Richard Clauselle Puryear was born on February 9, 1801, in Mecklenburg County, Virginia, to John and Sarah Puryear. The family moved to North Carolina around 1811, and his father died around the same time. He married Elizabeth Ann Clingman, and they had at least six children: Jane, born around 1831; Sarah, born around 1839; Henry, born around 1841; Elizabeth, born around 1845; Richard, born around 1848; and Thomas, born around 1849. His wife died in 1850. Puryear became a planter, eventually owning 700 acres of land and at least 22 enslaved laborers. By 1850, he owned $15,300 of real estate. A decade later, he owned $20,000 of real estate and $36,350 of personal property.

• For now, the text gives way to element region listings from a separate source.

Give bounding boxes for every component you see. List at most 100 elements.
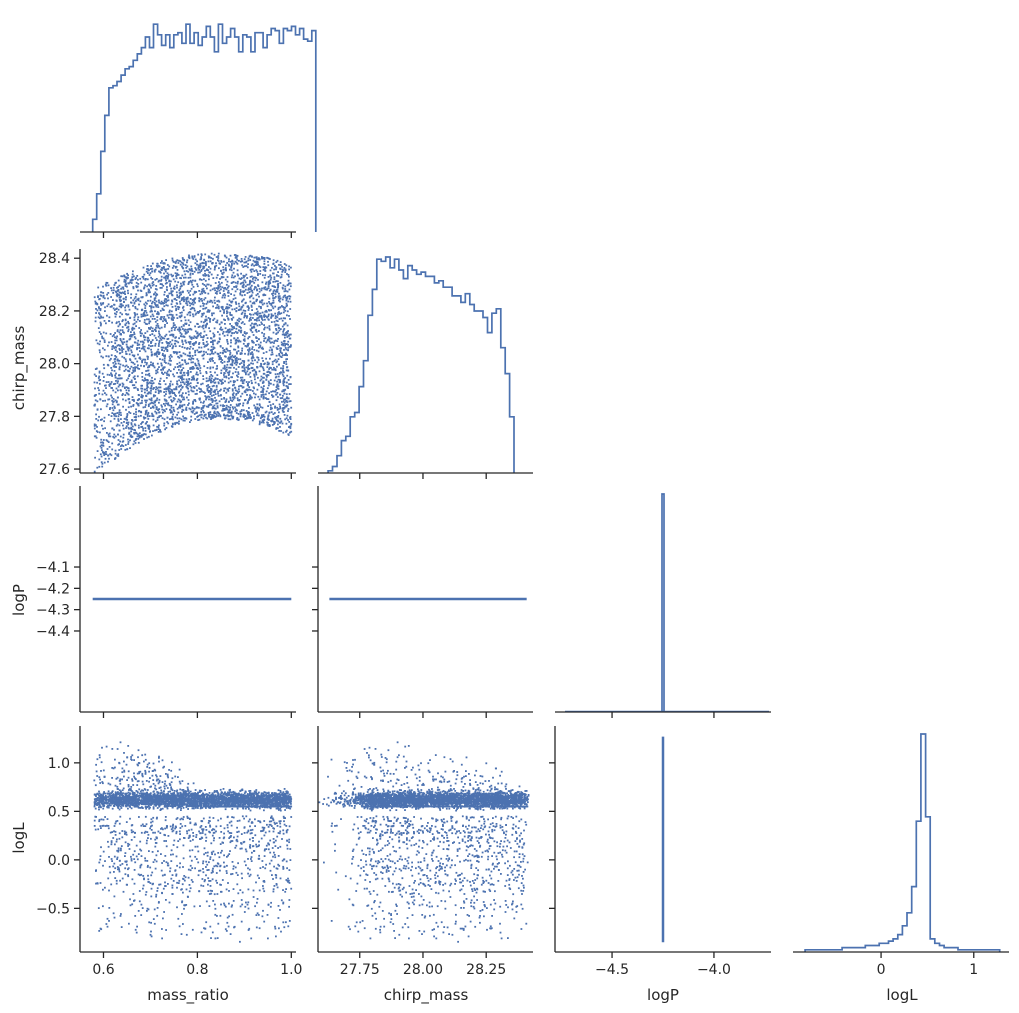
scatter-chirp-mass-vs-mass-ratio-point [267,384,270,387]
scatter-chirp-mass-vs-mass-ratio-point [198,364,201,367]
scatter-chirp-mass-vs-mass-ratio-point [144,307,147,309]
scatter-chirp-mass-vs-mass-ratio-point [123,301,125,303]
scatter-chirp-mass-vs-mass-ratio-point [133,316,136,319]
scatter-chirp-mass-vs-mass-ratio-point [263,287,266,290]
scatter-chirp-mass-vs-mass-ratio-point [275,346,278,349]
scatter-logL-vs-mass-ratio-point [101,746,103,749]
scatter-chirp-mass-vs-mass-ratio-point [163,380,165,382]
scatter-logL-vs-mass-ratio-point [203,847,206,850]
scatter-chirp-mass-vs-mass-ratio-point [187,328,190,331]
scatter-chirp-mass-vs-mass-ratio-point [207,274,210,276]
scatter-chirp-mass-vs-mass-ratio-point [171,306,174,308]
scatter-logL-vs-mass-ratio-point [192,832,194,834]
scatter-chirp-mass-vs-mass-ratio-point [141,376,144,378]
scatter-chirp-mass-vs-mass-ratio-point [282,329,285,331]
scatter-chirp-mass-vs-mass-ratio-point [235,412,238,414]
scatter-chirp-mass-vs-mass-ratio-point [273,423,275,425]
scatter-chirp-mass-vs-mass-ratio-point [196,332,198,335]
scatter-chirp-mass-vs-mass-ratio-point [126,345,129,348]
scatter-chirp-mass-vs-mass-ratio-point [204,279,207,282]
scatter-chirp-mass-vs-mass-ratio-point [122,427,125,430]
scatter-chirp-mass-vs-mass-ratio-point [137,389,139,391]
scatter-chirp-mass-vs-mass-ratio-point [285,334,288,336]
scatter-chirp-mass-vs-mass-ratio-point [175,421,178,424]
scatter-chirp-mass-vs-mass-ratio-point [212,360,214,362]
scatter-chirp-mass-vs-mass-ratio-point [154,429,156,432]
scatter-chirp-mass-vs-mass-ratio-point [285,302,288,305]
scatter-chirp-mass-vs-mass-ratio-point [111,321,113,324]
scatter-chirp-mass-vs-mass-ratio-point [246,283,249,286]
scatter-chirp-mass-vs-mass-ratio-point [133,327,136,330]
scatter-chirp-mass-vs-mass-ratio-point [133,363,136,366]
scatter-chirp-mass-vs-mass-ratio-point [214,339,216,342]
scatter-chirp-mass-vs-mass-ratio-point [164,428,166,431]
scatter-chirp-mass-vs-mass-ratio-point [198,297,201,299]
scatter-chirp-mass-vs-mass-ratio-point [175,395,177,397]
scatter-chirp-mass-vs-mass-ratio-point [198,300,201,303]
scatter-chirp-mass-vs-mass-ratio-point [201,336,204,339]
scatter-chirp-mass-vs-mass-ratio-point [229,357,232,360]
scatter-chirp-mass-vs-mass-ratio-point [206,283,209,286]
scatter-chirp-mass-vs-mass-ratio-point [278,295,281,298]
scatter-chirp-mass-vs-mass-ratio-point [289,308,292,310]
scatter-chirp-mass-vs-mass-ratio-point [168,392,171,394]
scatter-chirp-mass-vs-mass-ratio-point [284,285,287,288]
scatter-chirp-mass-vs-mass-ratio-point [283,323,285,326]
scatter-chirp-mass-vs-mass-ratio-point [235,351,238,354]
scatter-chirp-mass-vs-mass-ratio-point [105,387,107,389]
scatter-chirp-mass-vs-mass-ratio-point [141,421,143,424]
scatter-chirp-mass-vs-mass-ratio-point [267,285,270,287]
scatter-chirp-mass-vs-mass-ratio-point [129,447,131,449]
scatter-chirp-mass-vs-mass-ratio-point [163,418,166,421]
scatter-chirp-mass-vs-mass-ratio-point [256,270,259,273]
scatter-chirp-mass-vs-mass-ratio-point [200,416,203,419]
scatter-chirp-mass-vs-mass-ratio-point [211,375,214,377]
scatter-chirp-mass-vs-mass-ratio-point [219,310,222,313]
scatter-chirp-mass-vs-mass-ratio-point [155,369,157,372]
scatter-logL-vs-mass-ratio-point [127,807,129,810]
scatter-chirp-mass-vs-mass-ratio-point [138,347,141,349]
scatter-chirp-mass-vs-mass-ratio-point [225,376,228,379]
scatter-chirp-mass-vs-mass-ratio-point [239,352,242,355]
scatter-chirp-mass-vs-mass-ratio-point [138,436,141,439]
scatter-chirp-mass-vs-mass-ratio-point [129,281,131,284]
scatter-chirp-mass-vs-mass-ratio-point [124,285,127,287]
scatter-chirp-mass-vs-mass-ratio-point [209,260,212,263]
scatter-chirp-mass-vs-mass-ratio-point [121,291,124,294]
scatter-chirp-mass-vs-mass-ratio-point [250,280,253,283]
scatter-chirp-mass-vs-mass-ratio-point [176,400,179,403]
scatter-chirp-mass-vs-mass-ratio-point [142,315,144,317]
scatter-chirp-mass-vs-mass-ratio-point [145,292,148,294]
scatter-chirp-mass-vs-mass-ratio-point [172,373,174,376]
scatter-chirp-mass-vs-mass-ratio-point [132,286,135,288]
scatter-chirp-mass-vs-mass-ratio-point [226,334,229,337]
scatter-chirp-mass-vs-mass-ratio-point [196,358,199,361]
scatter-chirp-mass-vs-mass-ratio-point [271,351,274,354]
scatter-chirp-mass-vs-mass-ratio-point [156,362,159,365]
scatter-chirp-mass-vs-mass-ratio-point [157,326,160,329]
scatter-chirp-mass-vs-mass-ratio-point [182,262,184,265]
scatter-chirp-mass-vs-mass-ratio-point [161,371,163,374]
scatter-chirp-mass-vs-mass-ratio-point [179,291,182,294]
scatter-chirp-mass-vs-mass-ratio-point [275,399,278,402]
scatter-chirp-mass-vs-mass-ratio-point [232,372,234,375]
scatter-chirp-mass-vs-mass-ratio-point [172,326,175,328]
scatter-chirp-mass-vs-mass-ratio-point [227,317,229,320]
scatter-chirp-mass-vs-mass-ratio-point [180,325,183,328]
scatter-chirp-mass-vs-mass-ratio-point [281,409,284,412]
scatter-chirp-mass-vs-mass-ratio-point [286,336,289,338]
scatter-chirp-mass-vs-mass-ratio-point [276,365,278,368]
scatter-logL-vs-mass-ratio-point [209,858,212,860]
scatter-chirp-mass-vs-mass-ratio-point [239,395,242,398]
scatter-chirp-mass-vs-mass-ratio-point [244,256,247,258]
scatter-chirp-mass-vs-mass-ratio-point [220,388,222,391]
scatter-chirp-mass-vs-mass-ratio-point [192,273,194,275]
scatter-chirp-mass-vs-mass-ratio-point [224,255,227,258]
scatter-chirp-mass-vs-mass-ratio-point [194,267,197,269]
scatter-chirp-mass-vs-mass-ratio-point [123,421,125,423]
scatter-chirp-mass-vs-mass-ratio-point [239,292,242,295]
scatter-logL-vs-mass-ratio-point [163,860,165,862]
scatter-chirp-mass-vs-mass-ratio-point [96,381,98,384]
scatter-chirp-mass-vs-mass-ratio-point [131,399,134,401]
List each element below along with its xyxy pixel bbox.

Puryear served as a colonel in the state militia and as a county magistrate. He supported the Whig Party, and he served several terms in the North Carolina legislature between 1838 and 1852. He was elected to the United States House of Representatives in 1853 and won reelection two years later. In April 1855, one supporter praised his “sterling sense…incorruptible patriotism, and private virtues.”

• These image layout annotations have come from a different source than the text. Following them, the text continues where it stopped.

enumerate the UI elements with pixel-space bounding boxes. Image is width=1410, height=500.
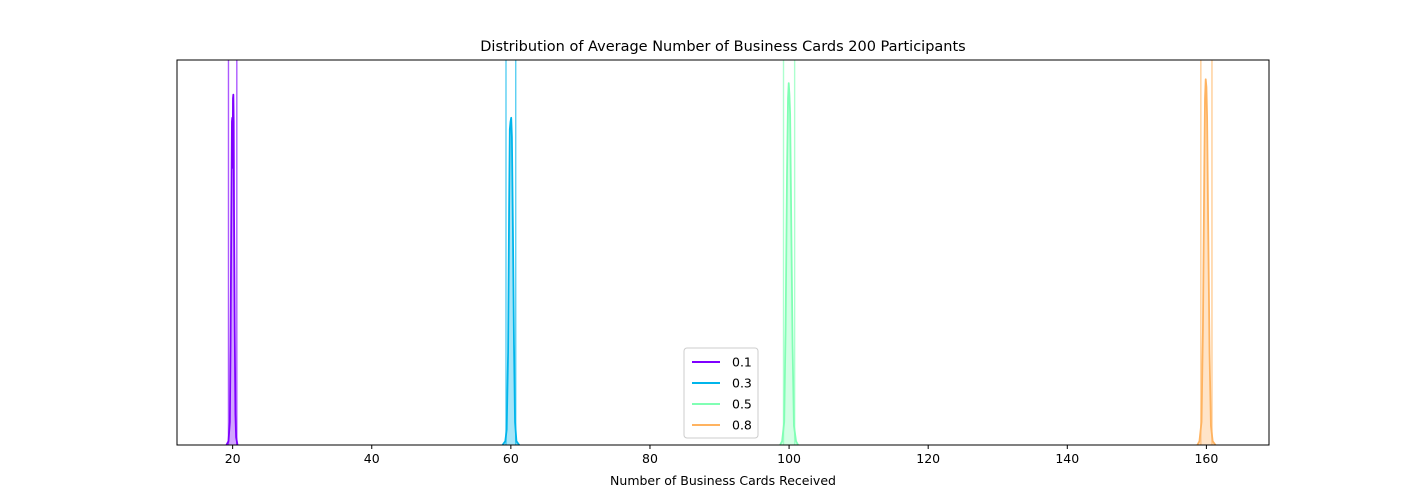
x-tick-label-140: 140 [1055,451,1079,466]
density-line-0.5 [779,82,799,446]
series-0.1 [225,60,239,446]
legend-item-0.3: 0.3 [692,376,752,391]
series-0.8 [1196,60,1217,446]
series-0.5 [779,60,799,446]
density-fill-0.3 [502,117,520,445]
density-line-0.1 [225,93,239,446]
legend-label-0.8: 0.8 [732,418,752,433]
legend-item-0.5: 0.5 [692,397,752,412]
x-tick-label-160: 160 [1194,451,1218,466]
x-axis: 20 40 60 80 100 120 140 160 [225,445,1218,466]
legend: 0.1 0.3 0.5 0.8 [683,347,759,439]
x-tick-label-120: 120 [916,451,940,466]
x-axis-label: Number of Business Cards Received [610,473,836,488]
plot-frame [176,59,1270,446]
legend-item-0.8: 0.8 [692,418,752,433]
density-line-0.3 [501,116,520,446]
x-tick-label-20: 20 [225,451,241,466]
x-tick-label-40: 40 [364,451,380,466]
legend-label-0.3: 0.3 [732,376,752,391]
density-fill-0.5 [780,83,799,445]
x-tick-label-100: 100 [777,451,801,466]
series-0.3 [501,60,520,446]
legend-item-0.1: 0.1 [692,355,752,370]
density-fill-0.8 [1197,79,1216,445]
legend-items: 0.1 0.3 0.5 0.8 [692,355,752,433]
x-tick-label-80: 80 [642,451,658,466]
legend-label-0.1: 0.1 [732,355,752,370]
density-line-0.8 [1196,78,1217,446]
legend-frame [683,347,759,439]
legend-label-0.5: 0.5 [732,397,752,412]
chart-title: Distribution of Average Number of Busine… [480,39,965,55]
x-tick-label-60: 60 [503,451,519,466]
series-layer [225,60,1217,446]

He voted against the Kansas-Nebraska Act in 1854, and the following year, he delivered speeches highlighting the “sanctity of compromise and the dangers of agitation.” When the Whig Party collapsed in the 1850s, he joined the American Party. In one speech, he reportedly “declaimed long and loudly against foreigners and Roman Catholics.” He ran for reelection again in 1857, but critics painted him as an abolitionist, and he ultimately lost the election. He later joined the state’s Opposition Party, and he served as president of the party’s state convention in February 1860. The convention denounced both Democrats and “Black Republicans” as “political opponents, upon whom it is their duty to war.”

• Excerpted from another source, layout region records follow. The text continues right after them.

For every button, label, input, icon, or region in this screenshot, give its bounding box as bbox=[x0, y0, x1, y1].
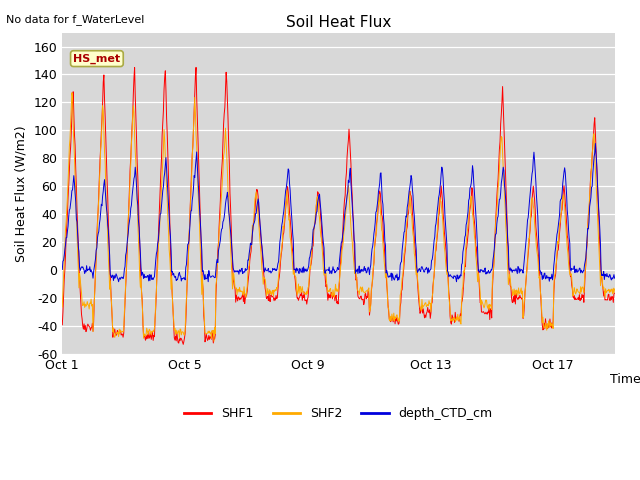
SHF1 bbox=[372, 221, 380, 227]
Title: Soil Heat Flux: Soil Heat Flux bbox=[285, 15, 391, 30]
depth_CTD_cm bbox=[259, 258, 267, 264]
SHF2 bbox=[58, 304, 66, 310]
SHF2 bbox=[260, 276, 268, 281]
depth_CTD_cm bbox=[58, 266, 66, 272]
SHF1 bbox=[260, 277, 268, 283]
depth_CTD_cm bbox=[505, 266, 513, 272]
SHF2 bbox=[290, 267, 298, 273]
SHF1 bbox=[611, 290, 618, 296]
Line: depth_CTD_cm: depth_CTD_cm bbox=[62, 144, 614, 282]
SHF2 bbox=[189, 144, 196, 149]
SHF2 bbox=[210, 338, 218, 344]
X-axis label: Time: Time bbox=[611, 373, 640, 386]
SHF2 bbox=[372, 229, 380, 235]
Line: SHF1: SHF1 bbox=[62, 67, 614, 344]
SHF2 bbox=[506, 271, 513, 277]
Line: SHF2: SHF2 bbox=[62, 93, 614, 341]
depth_CTD_cm bbox=[188, 197, 196, 203]
depth_CTD_cm bbox=[452, 279, 460, 285]
SHF2 bbox=[79, 303, 86, 309]
depth_CTD_cm bbox=[289, 231, 296, 237]
SHF1 bbox=[189, 143, 196, 148]
SHF1 bbox=[58, 322, 66, 328]
SHF1 bbox=[192, 64, 200, 70]
Y-axis label: Soil Heat Flux (W/m2): Soil Heat Flux (W/m2) bbox=[15, 125, 28, 262]
SHF1 bbox=[506, 276, 513, 282]
SHF2 bbox=[68, 90, 76, 96]
SHF1 bbox=[179, 341, 187, 347]
Legend: SHF1, SHF2, depth_CTD_cm: SHF1, SHF2, depth_CTD_cm bbox=[179, 402, 498, 425]
SHF1 bbox=[78, 316, 86, 322]
SHF2 bbox=[611, 286, 618, 292]
depth_CTD_cm bbox=[611, 276, 618, 281]
depth_CTD_cm bbox=[371, 219, 379, 225]
Text: No data for f_WaterLevel: No data for f_WaterLevel bbox=[6, 14, 145, 25]
Text: HS_met: HS_met bbox=[74, 53, 120, 64]
depth_CTD_cm bbox=[78, 264, 86, 270]
SHF1 bbox=[290, 268, 298, 274]
depth_CTD_cm bbox=[591, 141, 599, 146]
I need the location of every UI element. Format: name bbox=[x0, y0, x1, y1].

In the election of 1860, he supported Constitutional Union Party candidate John Bell. He remained loyal to the Union during the secession crisis, and he attended a Unionist meeting on December 29, 1860. The men “declare[d] their devotion to the present government of the Union, and their intense desire that it should be preserved according to the Constitution.” President Abraham Lincoln’s call for 75,000 troops on April 15, 1861, however, prompted him to side with the Confederacy. He served as a delegate to the Provisional Confederate Congress in 1861. As one scholar noted, “in this capacity he did little but attend and vote regularly.” He “voted consistently for lower taxes and more exemptions,” but he was a “strong supporter of the other war measures coming before Congress.”
After the war, Puryear attended the National Union Convention in Philadelphia in August 1866. He died in Yadkin County on July 30, 1867.